News from Aline:
George went and got himself a new puppy; his name is Kip. He's a pure bred Border collie, of course, 8 weeks old.
Looking forward to meeting you, Kip!
I never liked liver when I was growing up. We always had it the day a pig was slaughtered and it was always thoroughly cooked . . . I suppose it had to be . . . since nobody wanted to risk trichinosis.
Unfortunately, however, well-done liver, of any kind, always tastes bitter.
I don’t remember when I first discovered how delicious calves’ liver could be if you quickly fry it until it’s nicely browned but still slightly pink inside. And when you serve it with fried or grilled tomatoes and onions, well . . . !
CALVES’ LIVER with FRESH SAGE and GRAPEFRUIT
Based on Sal Gilbertie’s Kitchen Herbs: The Art and Enjoyment of Growing Herbs . . .
¾ pound calves’ liver, thinly sliced
½ cup milk
3 tbsp flour
Salt & pepper
2 tbsp butter
1 tbsp olive oil
14 fresh sage leaves
1/3 cup white wine or water
1 small onion, finely chopped
1 tbsp canola oil
2 frying pans
· Cut liver into strips about 1 inch wide.
· Soak liver in milk for 15 minutes.
· Peel and section the grapefruit, removing the membrane.
· Put flour in a plastic bag.
· Drain liver and shake in the bag to coat with flour. Spread out on a plate and sprinkle with salt and pepper.
· Heat 1 tbsp canola oil over medium-high heat in the smaller frying pan.
· Start browning the onion in this pan.
· Heat 2 tbsp butter and 1 tbsp olive oil over high heat in your largest frying pan.
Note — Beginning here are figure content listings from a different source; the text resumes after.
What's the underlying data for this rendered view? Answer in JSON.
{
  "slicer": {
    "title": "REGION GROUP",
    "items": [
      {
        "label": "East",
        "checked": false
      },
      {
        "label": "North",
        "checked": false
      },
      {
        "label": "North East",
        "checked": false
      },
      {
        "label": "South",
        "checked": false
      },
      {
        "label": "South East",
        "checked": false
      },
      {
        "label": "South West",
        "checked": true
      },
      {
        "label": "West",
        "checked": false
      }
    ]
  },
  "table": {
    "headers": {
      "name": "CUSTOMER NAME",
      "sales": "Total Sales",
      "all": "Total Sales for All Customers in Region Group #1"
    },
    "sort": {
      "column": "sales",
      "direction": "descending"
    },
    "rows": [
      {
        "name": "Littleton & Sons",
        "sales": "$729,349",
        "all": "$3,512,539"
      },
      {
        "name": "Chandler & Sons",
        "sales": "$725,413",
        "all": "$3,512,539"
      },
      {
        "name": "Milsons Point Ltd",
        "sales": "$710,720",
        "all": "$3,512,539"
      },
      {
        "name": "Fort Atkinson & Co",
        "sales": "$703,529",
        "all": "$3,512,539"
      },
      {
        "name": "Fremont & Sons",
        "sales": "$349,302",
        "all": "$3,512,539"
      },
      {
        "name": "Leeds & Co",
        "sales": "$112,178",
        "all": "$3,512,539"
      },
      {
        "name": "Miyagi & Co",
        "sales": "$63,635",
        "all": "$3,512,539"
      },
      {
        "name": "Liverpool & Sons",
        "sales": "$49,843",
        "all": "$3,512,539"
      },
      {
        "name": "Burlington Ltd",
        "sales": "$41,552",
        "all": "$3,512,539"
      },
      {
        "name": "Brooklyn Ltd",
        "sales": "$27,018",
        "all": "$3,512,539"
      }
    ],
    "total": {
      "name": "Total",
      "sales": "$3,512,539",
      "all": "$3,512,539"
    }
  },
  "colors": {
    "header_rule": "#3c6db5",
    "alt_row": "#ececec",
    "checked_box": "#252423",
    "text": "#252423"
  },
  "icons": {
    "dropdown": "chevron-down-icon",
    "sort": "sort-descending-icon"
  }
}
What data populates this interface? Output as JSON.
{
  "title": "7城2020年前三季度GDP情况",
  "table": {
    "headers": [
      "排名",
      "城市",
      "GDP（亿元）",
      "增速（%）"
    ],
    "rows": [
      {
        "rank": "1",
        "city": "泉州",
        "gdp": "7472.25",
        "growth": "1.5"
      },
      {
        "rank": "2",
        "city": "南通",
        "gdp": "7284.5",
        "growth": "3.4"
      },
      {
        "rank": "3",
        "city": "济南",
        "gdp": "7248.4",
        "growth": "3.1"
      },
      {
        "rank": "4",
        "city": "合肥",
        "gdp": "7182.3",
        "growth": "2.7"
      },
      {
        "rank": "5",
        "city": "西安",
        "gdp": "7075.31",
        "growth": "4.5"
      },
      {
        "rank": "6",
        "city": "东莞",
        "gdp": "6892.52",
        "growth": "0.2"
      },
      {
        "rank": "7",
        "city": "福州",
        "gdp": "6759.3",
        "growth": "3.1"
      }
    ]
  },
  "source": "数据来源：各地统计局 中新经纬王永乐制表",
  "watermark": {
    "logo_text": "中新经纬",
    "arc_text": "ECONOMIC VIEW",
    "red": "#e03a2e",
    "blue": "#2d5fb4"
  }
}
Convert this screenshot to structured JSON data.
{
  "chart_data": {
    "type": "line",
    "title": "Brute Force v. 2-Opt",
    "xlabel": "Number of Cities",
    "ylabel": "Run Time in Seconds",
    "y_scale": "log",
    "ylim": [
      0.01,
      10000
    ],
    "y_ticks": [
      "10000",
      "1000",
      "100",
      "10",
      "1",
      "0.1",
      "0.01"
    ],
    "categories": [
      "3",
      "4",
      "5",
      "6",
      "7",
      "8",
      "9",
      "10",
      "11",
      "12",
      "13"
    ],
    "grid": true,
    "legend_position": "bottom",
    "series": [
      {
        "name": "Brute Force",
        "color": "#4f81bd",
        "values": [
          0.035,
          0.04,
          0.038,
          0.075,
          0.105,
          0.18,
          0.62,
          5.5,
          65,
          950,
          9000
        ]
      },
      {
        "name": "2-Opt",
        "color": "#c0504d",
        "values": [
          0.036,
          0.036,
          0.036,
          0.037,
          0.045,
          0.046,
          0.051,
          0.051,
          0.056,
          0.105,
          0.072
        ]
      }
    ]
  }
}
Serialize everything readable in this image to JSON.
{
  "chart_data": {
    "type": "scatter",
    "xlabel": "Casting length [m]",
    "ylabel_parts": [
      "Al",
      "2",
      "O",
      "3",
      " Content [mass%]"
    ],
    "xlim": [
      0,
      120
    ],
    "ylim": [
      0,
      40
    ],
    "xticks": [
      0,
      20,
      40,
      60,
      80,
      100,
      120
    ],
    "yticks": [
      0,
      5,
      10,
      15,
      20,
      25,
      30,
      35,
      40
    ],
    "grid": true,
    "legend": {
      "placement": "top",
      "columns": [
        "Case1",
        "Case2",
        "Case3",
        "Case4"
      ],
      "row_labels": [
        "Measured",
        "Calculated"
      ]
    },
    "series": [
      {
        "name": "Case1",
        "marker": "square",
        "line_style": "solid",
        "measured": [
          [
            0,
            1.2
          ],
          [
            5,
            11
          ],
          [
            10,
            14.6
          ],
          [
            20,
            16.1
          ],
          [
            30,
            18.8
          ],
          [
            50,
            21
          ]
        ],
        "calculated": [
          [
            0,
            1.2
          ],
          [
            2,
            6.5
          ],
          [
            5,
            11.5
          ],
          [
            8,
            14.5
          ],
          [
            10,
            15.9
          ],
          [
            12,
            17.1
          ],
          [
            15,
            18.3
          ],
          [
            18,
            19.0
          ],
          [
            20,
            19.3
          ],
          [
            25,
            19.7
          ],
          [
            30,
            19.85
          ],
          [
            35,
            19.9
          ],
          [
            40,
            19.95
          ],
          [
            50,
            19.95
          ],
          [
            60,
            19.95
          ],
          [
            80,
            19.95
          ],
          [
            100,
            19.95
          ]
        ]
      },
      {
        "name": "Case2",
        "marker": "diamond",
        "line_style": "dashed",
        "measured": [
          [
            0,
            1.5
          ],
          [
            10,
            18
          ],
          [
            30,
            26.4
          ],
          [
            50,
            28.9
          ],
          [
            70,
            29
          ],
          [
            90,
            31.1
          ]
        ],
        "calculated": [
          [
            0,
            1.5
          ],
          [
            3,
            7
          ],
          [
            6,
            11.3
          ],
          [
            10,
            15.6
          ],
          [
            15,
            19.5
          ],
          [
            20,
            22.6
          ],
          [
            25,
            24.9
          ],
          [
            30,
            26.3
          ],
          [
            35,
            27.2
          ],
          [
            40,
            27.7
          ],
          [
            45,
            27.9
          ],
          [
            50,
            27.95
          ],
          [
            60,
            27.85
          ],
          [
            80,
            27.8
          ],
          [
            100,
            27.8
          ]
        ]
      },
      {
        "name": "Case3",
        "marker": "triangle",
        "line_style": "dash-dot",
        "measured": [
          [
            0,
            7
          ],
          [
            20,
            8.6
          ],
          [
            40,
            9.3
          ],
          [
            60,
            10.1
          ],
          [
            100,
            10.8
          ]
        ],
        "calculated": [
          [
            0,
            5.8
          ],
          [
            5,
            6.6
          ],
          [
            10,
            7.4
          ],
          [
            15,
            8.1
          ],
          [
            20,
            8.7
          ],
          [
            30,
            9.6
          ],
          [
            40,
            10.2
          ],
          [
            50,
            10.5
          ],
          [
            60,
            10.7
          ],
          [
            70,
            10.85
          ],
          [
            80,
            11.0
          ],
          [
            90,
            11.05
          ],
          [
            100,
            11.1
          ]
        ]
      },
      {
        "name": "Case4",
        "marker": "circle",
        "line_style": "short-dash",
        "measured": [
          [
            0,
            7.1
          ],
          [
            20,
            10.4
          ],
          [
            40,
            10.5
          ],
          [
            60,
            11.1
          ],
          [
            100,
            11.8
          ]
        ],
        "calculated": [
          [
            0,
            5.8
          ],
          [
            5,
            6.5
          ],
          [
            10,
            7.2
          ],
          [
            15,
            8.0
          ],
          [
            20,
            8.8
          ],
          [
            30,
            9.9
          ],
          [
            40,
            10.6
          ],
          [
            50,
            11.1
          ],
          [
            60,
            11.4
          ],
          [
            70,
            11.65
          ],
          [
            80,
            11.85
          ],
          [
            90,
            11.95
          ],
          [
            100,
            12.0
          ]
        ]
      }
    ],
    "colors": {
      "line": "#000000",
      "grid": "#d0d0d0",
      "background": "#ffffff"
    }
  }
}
Add liver strips and fry without turning for 2 minutes.
· Turn up heat to high under the onions if they are not browning quickly.
· Turn liver over, add sage leaves, and brown quickly for 2 minutes. (You may have to turn down the heat now.)
· Remove liver to serving platter. Add grapefruit to this frying pan, toss to brown, and then add the wine or water and stir.
· Pour sauce and grapefruit and onions over the liver and serve.
· Be sure to eat the sage. As Sal Gilbertie says, “The sautéed sage leaves become crisp and delicious.”